Friday, September 11, 2009



Music Machines - local 84 styles
I recently mentioned the Music Machines event coming up on November 21st - a collection of classic synths and drum machines happening in Auckland. My mate Jason, who is putting this event together, has been researching the history of electronica in NZ (he's originally from the UK, and grew up there in the 80s and 90s, so it's all new to him). I put him onto another mate of mine, Tom Ludvigson, a wicked keyboard player who has been round the traps for a while.

Tom currently plays in Trip to The Moon amongst others, but back in 1984 he was involved in a collaboration with a group of Auckland musicians who cooked up NZ's first electro breakdance record -Sidewalk City, by Snap. I remembered I had a copy of it on vinyl, so I dug it out and digitised it for Jason. He's put it up on the music machines site, go have a listen, it's very cool.

From Music Machines: "Tom been a synth man for about 30 years and has been involved in many Auckland bands as a player and composer, head over to his site Jazzscore for more on Tom’s musical projects.

We were discussing the synth scene in the early 80’s, as this was when I first got in to hiphop and electro back in the UK, Tom remembered working on a track under the name “Snap” called “Sidewalk City” which Tom said had been influenced by the early electro coming out of the states at the time. I was aware of bands like Car Crash Set which seemed to be influenced more by the darker side of synth music at the time and wasn’t aware of any US influenced electro coming out of NZ from the early 80’s, I had to hear it....

.... I thought I’d ask Tom for any recollections of the session as I’m fascinated by all the elements which make up the track, particularly the mc vocal and the layers of synths and techniques used in the production.

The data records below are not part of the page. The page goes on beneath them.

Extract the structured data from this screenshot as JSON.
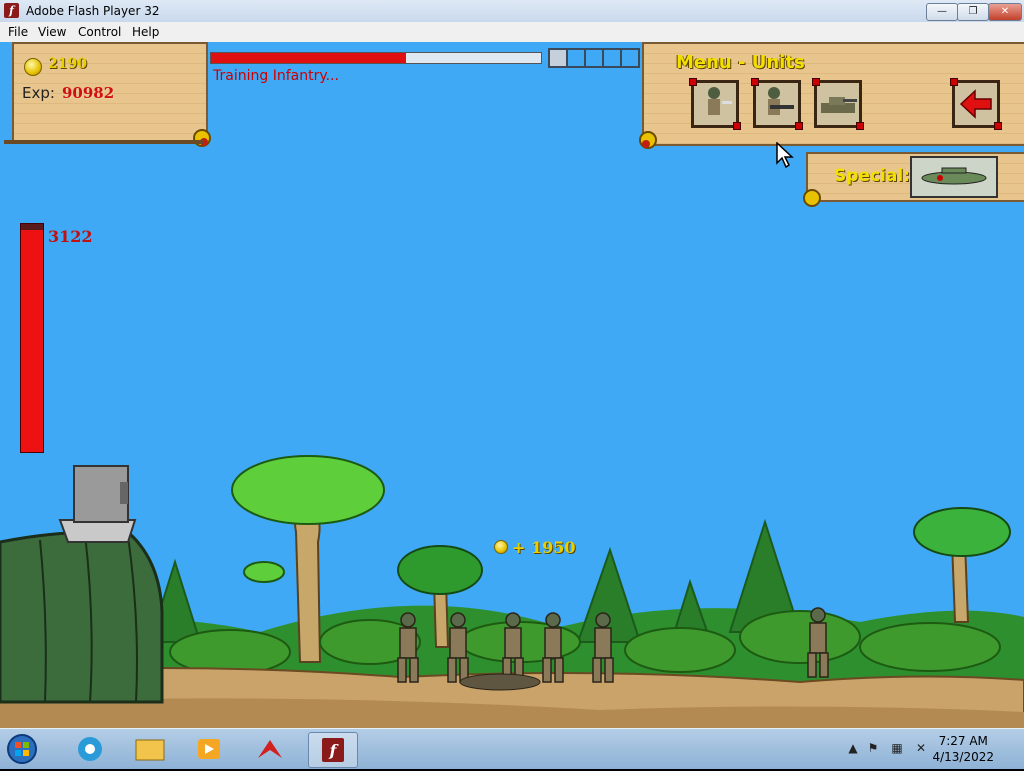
{
  "window": {
    "title": "Adobe Flash Player 32",
    "app_icon": "f",
    "minimize": "—",
    "maximize": "❐",
    "close": "✕"
  },
  "menu": {
    "items": [
      "File",
      "View",
      "Control",
      "Help"
    ]
  },
  "hud": {
    "gold": "2190",
    "exp_label": "Exp:",
    "exp_value": "90982",
    "training_text": "Training Infantry...",
    "training_progress": 0.59,
    "queue_slots": 5,
    "queue_filled": 1
  },
  "units_menu": {
    "title": "Menu - Units",
    "units": [
      {
        "name": "Infantry",
        "icon": "infantry-knife-icon"
      },
      {
        "name": "Machine Gunner",
        "icon": "machine-gunner-icon"
      },
      {
        "name": "Tank",
        "icon": "tank-icon"
      }
    ],
    "back_icon": "red-arrow-left-icon",
    "special_label": "Special:",
    "special_icon": "airstrike-plane-icon"
  },
  "base": {
    "health": "3122",
    "health_fraction": 1.0
  },
  "battlefield": {
    "gold_gain": "+ 1950"
  },
  "taskbar": {
    "time": "7:27 AM",
    "date": "4/13/2022",
    "apps": [
      "start-orb-icon",
      "chrome-icon",
      "explorer-folder-icon",
      "media-player-icon",
      "adobe-acrobat-icon",
      "flash-player-icon"
    ]
  },
  "colors": {
    "sky": "#3fa9f5",
    "gold_text": "#e8d000",
    "exp_red": "#d01010",
    "hp_red": "#ee1111"
  }
}
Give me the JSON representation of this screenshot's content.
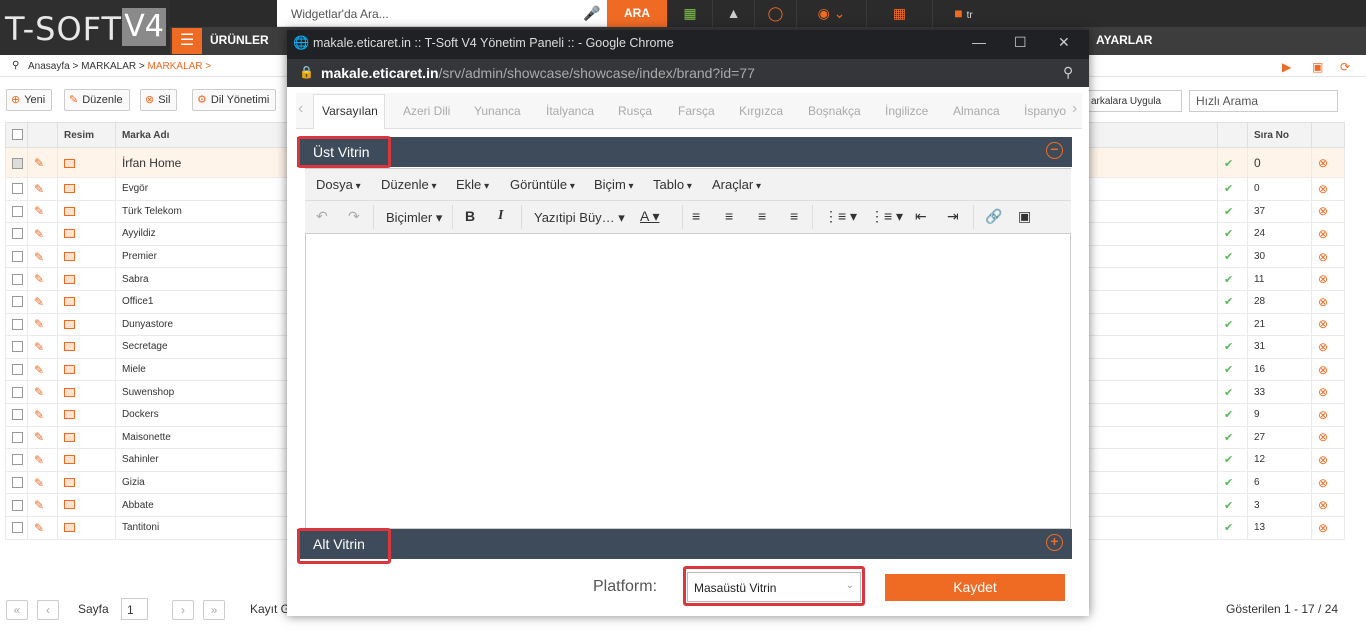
{
  "topbar": {
    "search_placeholder": "Widgetlar'da Ara...",
    "search_button": "ARA",
    "lang": "tr"
  },
  "logo": {
    "text": "T-SOFT",
    "version": "V4"
  },
  "nav": {
    "urunler": "ÜRÜNLER",
    "ayarlar": "AYARLAR"
  },
  "breadcrumb": {
    "path": "Anasayfa > MARKALAR > ",
    "current": "MARKALAR >"
  },
  "toolbar": {
    "yeni": "Yeni",
    "duzenle": "Düzenle",
    "sil": "Sil",
    "dil": "Dil Yönetimi",
    "markalara_uygula": "arkalara Uygula",
    "hizli_arama": "Hızlı Arama"
  },
  "table": {
    "headers": {
      "resim": "Resim",
      "marka": "Marka Adı",
      "sira": "Sıra No"
    },
    "rows": [
      {
        "name": "İrfan Home",
        "sira": "0"
      },
      {
        "name": "Evgör",
        "sira": "0"
      },
      {
        "name": "Türk Telekom",
        "sira": "37"
      },
      {
        "name": "Ayyildiz",
        "sira": "24"
      },
      {
        "name": "Premier",
        "sira": "30"
      },
      {
        "name": "Sabra",
        "sira": "11"
      },
      {
        "name": "Office1",
        "sira": "28"
      },
      {
        "name": "Dunyastore",
        "sira": "21"
      },
      {
        "name": "Secretage",
        "sira": "31"
      },
      {
        "name": "Miele",
        "sira": "16"
      },
      {
        "name": "Suwenshop",
        "sira": "33"
      },
      {
        "name": "Dockers",
        "sira": "9"
      },
      {
        "name": "Maisonette",
        "sira": "27"
      },
      {
        "name": "Sahinler",
        "sira": "12"
      },
      {
        "name": "Gizia",
        "sira": "6"
      },
      {
        "name": "Abbate",
        "sira": "3"
      },
      {
        "name": "Tantitoni",
        "sira": "13"
      }
    ]
  },
  "pager": {
    "sayfa": "Sayfa",
    "page": "1",
    "kayit": "Kayıt G",
    "gosterilen": "Gösterilen 1 - 17 / 24"
  },
  "popup": {
    "window_title": "makale.eticaret.in :: T-Soft V4 Yönetim Paneli :: - Google Chrome",
    "url_domain": "makale.eticaret.in",
    "url_path": "/srv/admin/showcase/showcase/index/brand?id=77",
    "tabs": [
      "Varsayılan",
      "Azeri Dili",
      "Yunanca",
      "İtalyanca",
      "Rusça",
      "Farsça",
      "Kırgızca",
      "Boşnakça",
      "İngilizce",
      "Almanca",
      "İspanyo"
    ],
    "ust_vitrin": "Üst Vitrin",
    "alt_vitrin": "Alt Vitrin",
    "menus": [
      "Dosya",
      "Düzenle",
      "Ekle",
      "Görüntüle",
      "Biçim",
      "Tablo",
      "Araçlar"
    ],
    "bicimler": "Biçimler",
    "yazitipi": "Yazıtipi Büy…",
    "platform_label": "Platform:",
    "platform_value": "Masaüstü Vitrin",
    "kaydet": "Kaydet"
  }
}
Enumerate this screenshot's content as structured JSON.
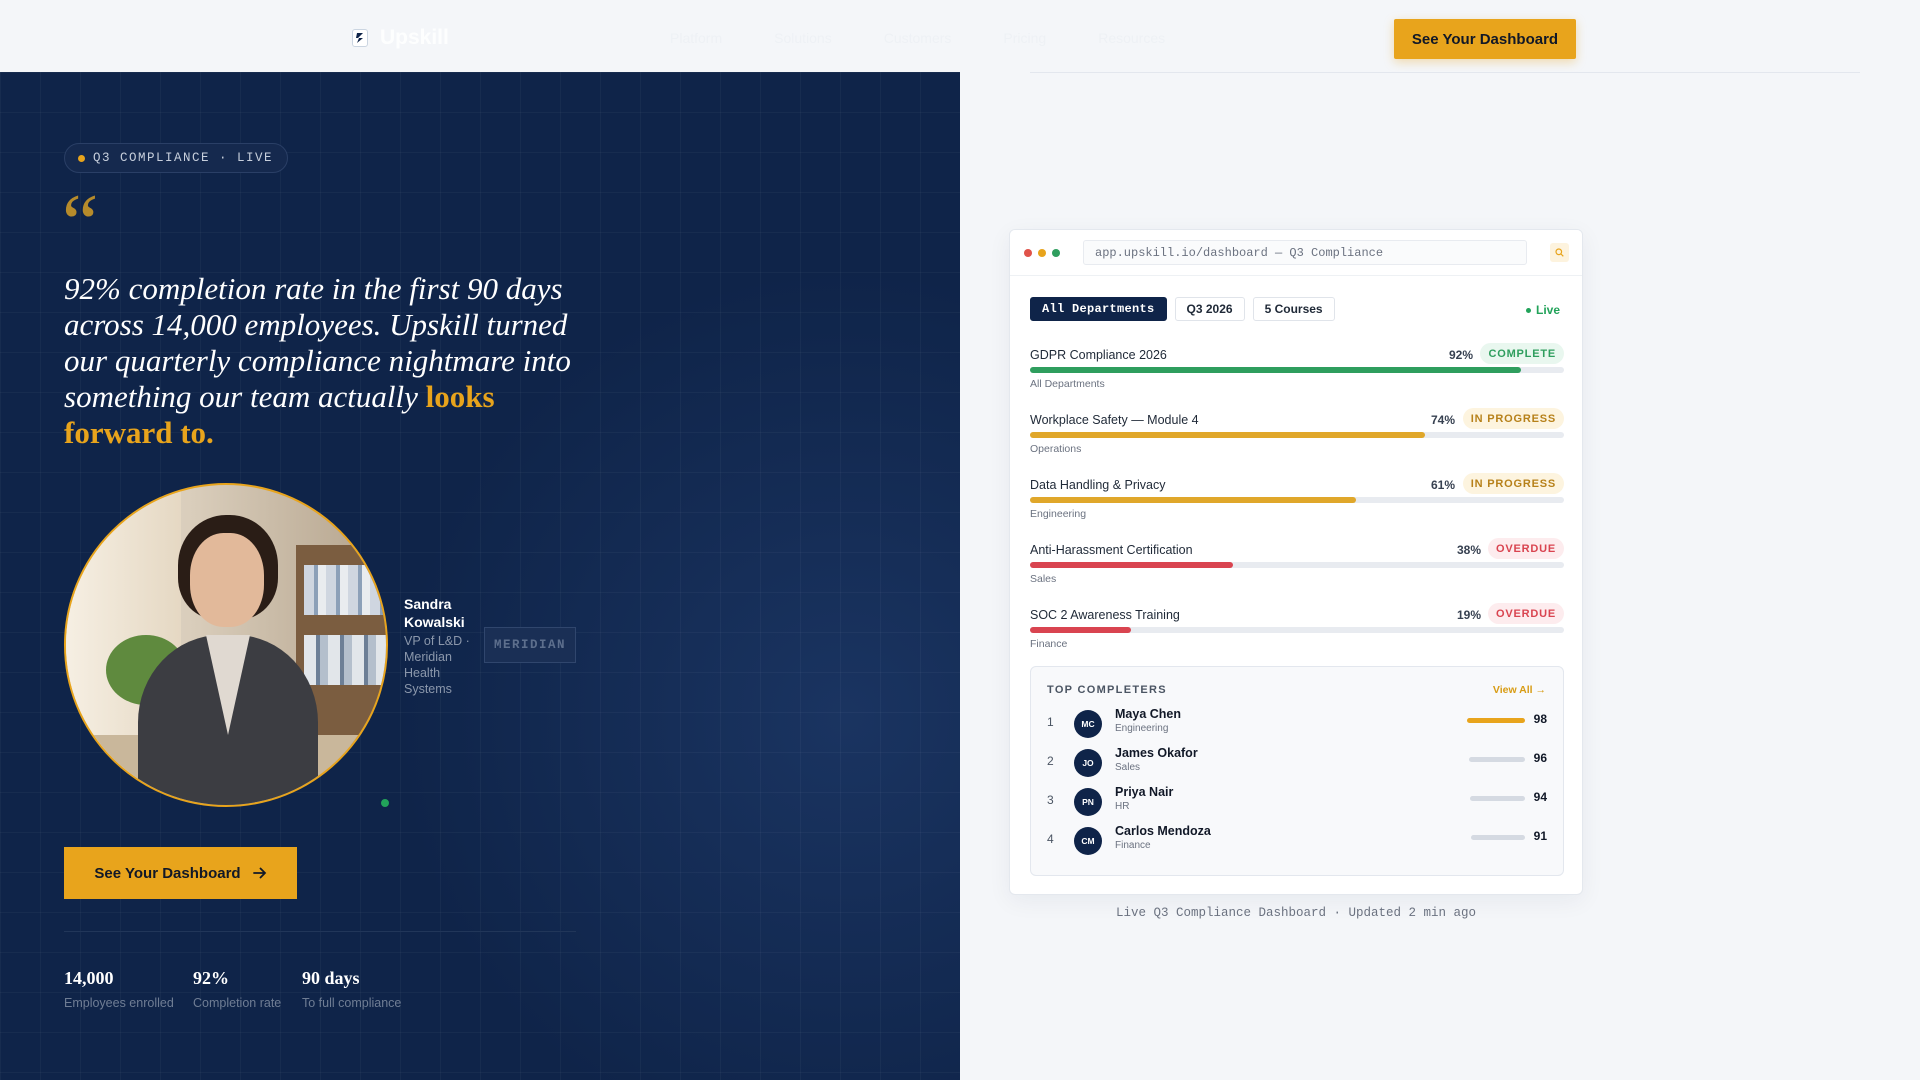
{
  "header": {
    "brand": "Upskill",
    "nav": [
      "Platform",
      "Solutions",
      "Customers",
      "Pricing",
      "Resources"
    ],
    "cta_label": "See Your Dashboard"
  },
  "hero": {
    "pill": "Q3 COMPLIANCE · LIVE",
    "quote_mark": "“",
    "quote": "92% completion rate in the first 90 days across 14,000 employees. Upskill turned our quarterly compliance nightmare into something our team actually ",
    "quote_highlight": "looks forward to.",
    "person": {
      "first_name": "Sandra",
      "last_name": "Kowalski",
      "role": "VP of L&D · Meridian Health Systems"
    },
    "company_logo": "MERIDIAN",
    "cta_label": "See Your Dashboard",
    "stats": [
      {
        "value": "14,000",
        "label": "Employees enrolled"
      },
      {
        "value": "92%",
        "label": "Completion rate"
      },
      {
        "value": "90 days",
        "label": "To full compliance"
      }
    ]
  },
  "dashboard": {
    "url": "app.upskill.io/dashboard — Q3 Compliance",
    "filters": [
      "All Departments",
      "Q3 2026",
      "5 Courses"
    ],
    "live_label": "Live",
    "courses": [
      {
        "title": "GDPR Compliance 2026",
        "pct_label": "92%",
        "progress": 0.92,
        "status": "COMPLETE",
        "dept": "All Departments",
        "color": "#2f9e5e"
      },
      {
        "title": "Workplace Safety — Module 4",
        "pct_label": "74%",
        "progress": 0.74,
        "status": "IN PROGRESS",
        "dept": "Operations",
        "color": "#e0a72a"
      },
      {
        "title": "Data Handling & Privacy",
        "pct_label": "61%",
        "progress": 0.61,
        "status": "IN PROGRESS",
        "dept": "Engineering",
        "color": "#e0a72a"
      },
      {
        "title": "Anti-Harassment Certification",
        "pct_label": "38%",
        "progress": 0.38,
        "status": "OVERDUE",
        "dept": "Sales",
        "color": "#d94450"
      },
      {
        "title": "SOC 2 Awareness Training",
        "pct_label": "19%",
        "progress": 0.19,
        "status": "OVERDUE",
        "dept": "Finance",
        "color": "#d94450"
      }
    ],
    "leaderboard": {
      "title": "TOP COMPLETERS",
      "view_all": "View All →",
      "rows": [
        {
          "rank": "1",
          "initials": "MC",
          "name": "Maya Chen",
          "dept": "Engineering",
          "score": "98"
        },
        {
          "rank": "2",
          "initials": "JO",
          "name": "James Okafor",
          "dept": "Sales",
          "score": "96"
        },
        {
          "rank": "3",
          "initials": "PN",
          "name": "Priya Nair",
          "dept": "HR",
          "score": "94"
        },
        {
          "rank": "4",
          "initials": "CM",
          "name": "Carlos Mendoza",
          "dept": "Finance",
          "score": "91"
        }
      ]
    },
    "caption": "Live Q3 Compliance Dashboard · Updated 2 min ago"
  },
  "colors": {
    "navy": "#0f2449",
    "accent": "#e8a41c",
    "complete": "#2f9e5e",
    "overdue": "#d94450"
  }
}
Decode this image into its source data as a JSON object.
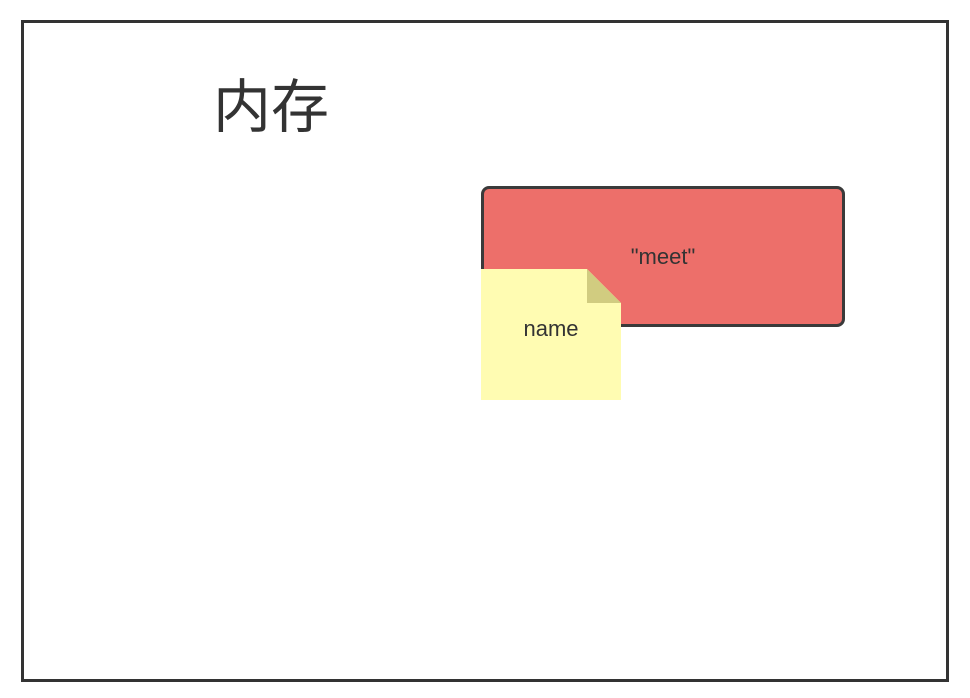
{
  "diagram": {
    "title": "内存",
    "value_box": {
      "label": "\"meet\"",
      "fill": "#ed6f6a"
    },
    "note": {
      "label": "name",
      "fill": "#fffcb2",
      "fold_fill": "#d1cc80"
    }
  }
}
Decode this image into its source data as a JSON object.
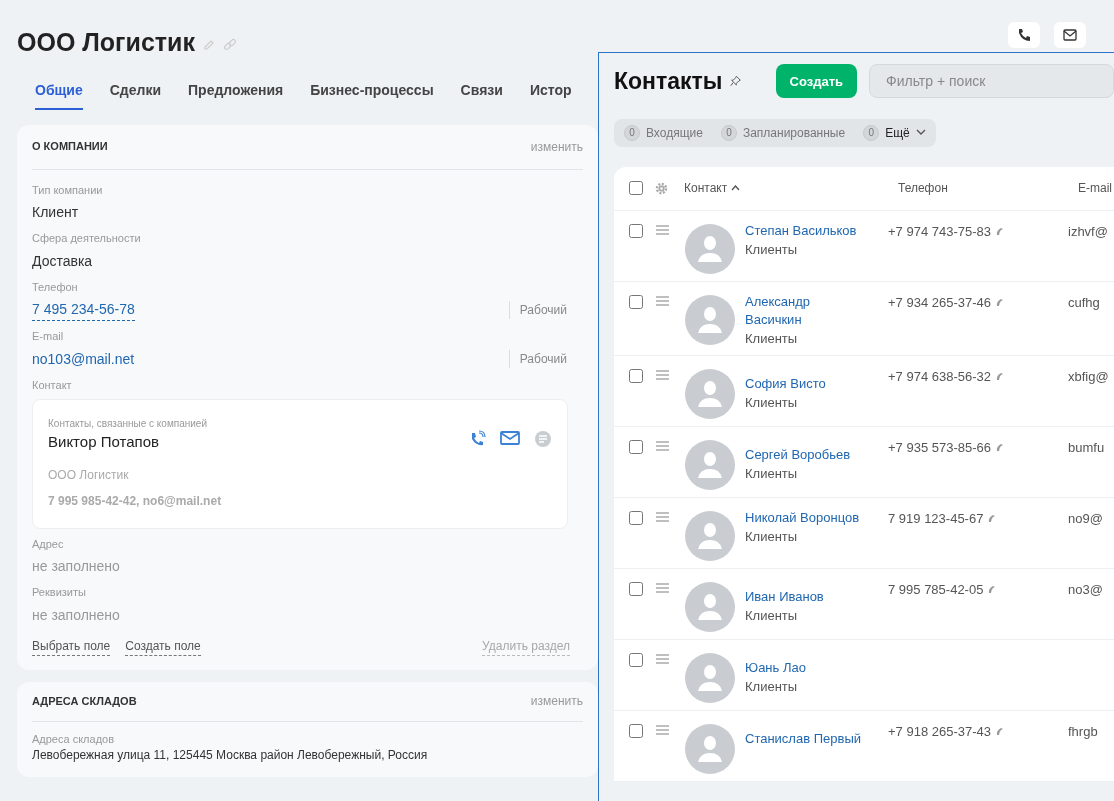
{
  "company": {
    "title": "ООО Логистик"
  },
  "tabs": [
    {
      "label": "Общие",
      "selected": true
    },
    {
      "label": "Сделки",
      "selected": false
    },
    {
      "label": "Предложения",
      "selected": false
    },
    {
      "label": "Бизнес-процессы",
      "selected": false
    },
    {
      "label": "Связи",
      "selected": false
    },
    {
      "label": "Истор",
      "selected": false
    }
  ],
  "about": {
    "heading": "О КОМПАНИИ",
    "edit": "изменить",
    "fields": [
      {
        "label": "Тип компании",
        "value": "Клиент",
        "kind": "text"
      },
      {
        "label": "Сфера деятельности",
        "value": "Доставка",
        "kind": "text"
      },
      {
        "label": "Телефон",
        "value": "7 495 234-56-78",
        "kind": "phone",
        "type": "Рабочий"
      },
      {
        "label": "E-mail",
        "value": "no103@mail.net",
        "kind": "email",
        "type": "Рабочий"
      }
    ],
    "contact": {
      "label": "Контакт",
      "caption": "Контакты, связанные с компанией",
      "name": "Виктор Потапов",
      "company": "ООО Логистик",
      "details": "7 995 985-42-42, no6@mail.net"
    },
    "empty_fields": [
      {
        "label": "Адрес",
        "value": "не заполнено"
      },
      {
        "label": "Реквизиты",
        "value": "не заполнено"
      }
    ],
    "actions": [
      "Выбрать поле",
      "Создать поле"
    ],
    "delete": "Удалить раздел"
  },
  "warehouses": {
    "heading": "АДРЕСА СКЛАДОВ",
    "edit": "изменить",
    "label": "Адреса складов",
    "value": "Левобережная улица 11, 125445 Москва район Левобережный, Россия"
  },
  "contacts_panel": {
    "title": "Контакты",
    "create": "Создать",
    "search": {
      "placeholder": "Фильтр + поиск"
    },
    "counters": [
      {
        "count": "0",
        "label": "Входящие"
      },
      {
        "count": "0",
        "label": "Запланированные"
      },
      {
        "count": "0",
        "label": "Ещё"
      }
    ],
    "table": {
      "all_checked": false,
      "columns": [
        "Контакт",
        "Телефон",
        "E-mail"
      ],
      "rows": [
        {
          "name": "Степан Васильков",
          "group": "Клиенты",
          "phone": "+7 974 743-75-83",
          "email": "izhvf@",
          "checked": false
        },
        {
          "name": "Александр Васичкин",
          "group": "Клиенты",
          "phone": "+7 934 265-37-46",
          "email": "cufhg",
          "checked": false
        },
        {
          "name": "София Висто",
          "group": "Клиенты",
          "phone": "+7 974 638-56-32",
          "email": "xbfig@",
          "checked": false
        },
        {
          "name": "Сергей Воробьев",
          "group": "Клиенты",
          "phone": "+7 935 573-85-66",
          "email": "bumfu",
          "checked": false
        },
        {
          "name": "Николай Воронцов",
          "group": "Клиенты",
          "phone": "7 919 123-45-67",
          "email": "no9@",
          "checked": false
        },
        {
          "name": "Иван Иванов",
          "group": "Клиенты",
          "phone": "7 995 785-42-05",
          "email": "no3@",
          "checked": false
        },
        {
          "name": "Юань Лао",
          "group": "Клиенты",
          "checked": false
        },
        {
          "name": "Станислав Первый",
          "phone": "+7 918 265-37-43",
          "email": "fhrgb",
          "checked": false
        }
      ]
    }
  }
}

“Recalling the session, recorded to 24track tape at Harlequin Studios, a few things stick out:

  • The musicality of the “Triangle” production team of Graeme Gash, Paul Streekstra and Noel Connolly;
  • The experimental the-studio-as-an-instrument approach;
  • The trial-and-error art of overdubbing Polysix arpeggiator lines in sync with the track without the benefit of hard sync: first tweak the arpeggiator tempo knob until it sounds right, then trigger it exactly on time, every time. It worked with repeated drop-ins…;
  • Borrowing a just-released Oberheim OB-X polysynth to do state-of-the-art sounding overdubs for the extended dance mix;
  • Four of us jamming the extended dance mix at the 24-track console, eight hands together tweaking sliders and delay buttons for a dubby atmospheric mix.”